In [0]:
%run ./utils

In [0]:
# celda clave con las versiones compatibles

print("numpy:", numpy.__version__)
print("spaCy:", spacy.__version__)
print("es_core_news_sm:", es_core_news_sm.__version__)
print("PyPDF2:", PyPDF2.__version__)

In [0]:
# 1. Widgets de entrada/salida
input_path = "/Volumes/kyndryl/default/archivos/web_service_sap_pipeline.pdf"
output_dir = "/Volumes/kyndryl/default/archivos/"

# 2. Leer el PDF con PyPDF2
reader    = PyPDF2.PdfReader(input_path)
full_text = "\n".join(page.extract_text() or "" for page in reader.pages)


# 3. Chunking con solapamiento
chunks = [page.extract_text() or "" for page in reader.pages]
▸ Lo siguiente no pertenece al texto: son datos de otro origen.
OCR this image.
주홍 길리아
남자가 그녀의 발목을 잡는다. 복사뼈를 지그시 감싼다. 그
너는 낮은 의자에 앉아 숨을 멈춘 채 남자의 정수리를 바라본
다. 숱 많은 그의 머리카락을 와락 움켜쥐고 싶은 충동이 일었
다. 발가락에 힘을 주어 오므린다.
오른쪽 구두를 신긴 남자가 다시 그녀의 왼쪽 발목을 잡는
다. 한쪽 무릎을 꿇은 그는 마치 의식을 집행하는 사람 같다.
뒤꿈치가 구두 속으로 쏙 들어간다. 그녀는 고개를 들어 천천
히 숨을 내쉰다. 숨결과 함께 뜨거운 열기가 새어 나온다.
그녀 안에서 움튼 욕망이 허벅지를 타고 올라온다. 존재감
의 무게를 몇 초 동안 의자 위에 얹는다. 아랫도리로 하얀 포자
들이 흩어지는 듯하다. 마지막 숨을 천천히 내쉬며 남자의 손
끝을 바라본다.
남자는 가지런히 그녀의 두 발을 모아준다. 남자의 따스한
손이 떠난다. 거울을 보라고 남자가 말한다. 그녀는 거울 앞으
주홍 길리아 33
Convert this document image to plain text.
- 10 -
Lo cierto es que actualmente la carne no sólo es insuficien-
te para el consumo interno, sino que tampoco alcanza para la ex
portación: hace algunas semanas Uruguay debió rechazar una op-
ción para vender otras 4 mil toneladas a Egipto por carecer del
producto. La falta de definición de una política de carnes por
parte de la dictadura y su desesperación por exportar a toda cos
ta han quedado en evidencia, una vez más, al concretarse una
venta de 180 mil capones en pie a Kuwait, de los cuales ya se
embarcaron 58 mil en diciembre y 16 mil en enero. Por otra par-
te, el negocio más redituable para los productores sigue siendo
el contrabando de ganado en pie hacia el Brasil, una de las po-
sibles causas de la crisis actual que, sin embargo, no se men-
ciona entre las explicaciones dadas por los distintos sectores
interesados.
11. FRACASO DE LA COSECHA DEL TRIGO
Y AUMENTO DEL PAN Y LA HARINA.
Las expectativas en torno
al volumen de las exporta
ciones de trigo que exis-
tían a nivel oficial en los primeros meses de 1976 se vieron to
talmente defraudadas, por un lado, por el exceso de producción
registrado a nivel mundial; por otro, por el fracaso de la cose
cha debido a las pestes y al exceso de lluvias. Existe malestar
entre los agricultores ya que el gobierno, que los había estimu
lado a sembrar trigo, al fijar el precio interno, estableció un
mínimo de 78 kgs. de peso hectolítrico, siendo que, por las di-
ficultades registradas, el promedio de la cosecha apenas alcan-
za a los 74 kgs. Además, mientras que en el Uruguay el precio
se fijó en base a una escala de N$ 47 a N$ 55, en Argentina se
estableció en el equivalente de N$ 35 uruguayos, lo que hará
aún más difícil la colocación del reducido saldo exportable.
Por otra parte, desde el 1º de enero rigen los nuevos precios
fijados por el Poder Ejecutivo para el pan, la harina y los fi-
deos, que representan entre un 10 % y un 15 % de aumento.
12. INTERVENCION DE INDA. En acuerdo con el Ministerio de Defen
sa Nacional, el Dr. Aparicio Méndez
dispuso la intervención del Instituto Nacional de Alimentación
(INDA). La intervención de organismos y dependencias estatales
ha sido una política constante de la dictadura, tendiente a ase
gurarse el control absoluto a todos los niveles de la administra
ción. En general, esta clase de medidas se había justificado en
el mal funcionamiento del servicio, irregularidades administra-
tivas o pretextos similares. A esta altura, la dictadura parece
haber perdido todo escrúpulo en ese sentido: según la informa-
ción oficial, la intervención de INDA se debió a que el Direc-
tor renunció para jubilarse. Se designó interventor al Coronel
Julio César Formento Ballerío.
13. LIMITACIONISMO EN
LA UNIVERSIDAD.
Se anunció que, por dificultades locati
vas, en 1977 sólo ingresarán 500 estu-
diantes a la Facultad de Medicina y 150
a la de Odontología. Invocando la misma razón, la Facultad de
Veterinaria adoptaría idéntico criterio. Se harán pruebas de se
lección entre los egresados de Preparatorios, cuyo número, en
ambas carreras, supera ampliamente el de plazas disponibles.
# 4. Carga de spaCy (descarga on-demand)
model_name = "es_core_news_sm"
try:
    nlp = spacy.load(model_name)
except OSError:
    spacy_download(model_name)
    nlp = spacy.load(model_name)

# 5. Enriquecimiento: detección de idioma + entidades
docs = []
base_id = os.path.splitext(os.path.basename(input_path))[0]

for idx, txt in enumerate(chunks):
    lang = detect(txt) if txt.strip() else "und"
    doc_spacy = nlp(txt)
    entities = [{"text": e.text, "label": e.label_} for e in doc_spacy.ents]
    docs.append({
        "id":         f"{base_id}_{idx}",
        "sourceId":   base_id,
        "chunkIndex": idx,
        "language":   lang,
        "text":       txt,
        "entities":   entities
    })

# 6. Serializar y guardar el JSON en DBFS
output_path = os.path.join(output_dir, f"{base_id}.json")
with open(output_path, "w", encoding="utf-8") as f:
    json.dump(docs, f, ensure_ascii=False, indent=2)

print(f"JSON generado en: {output_path}")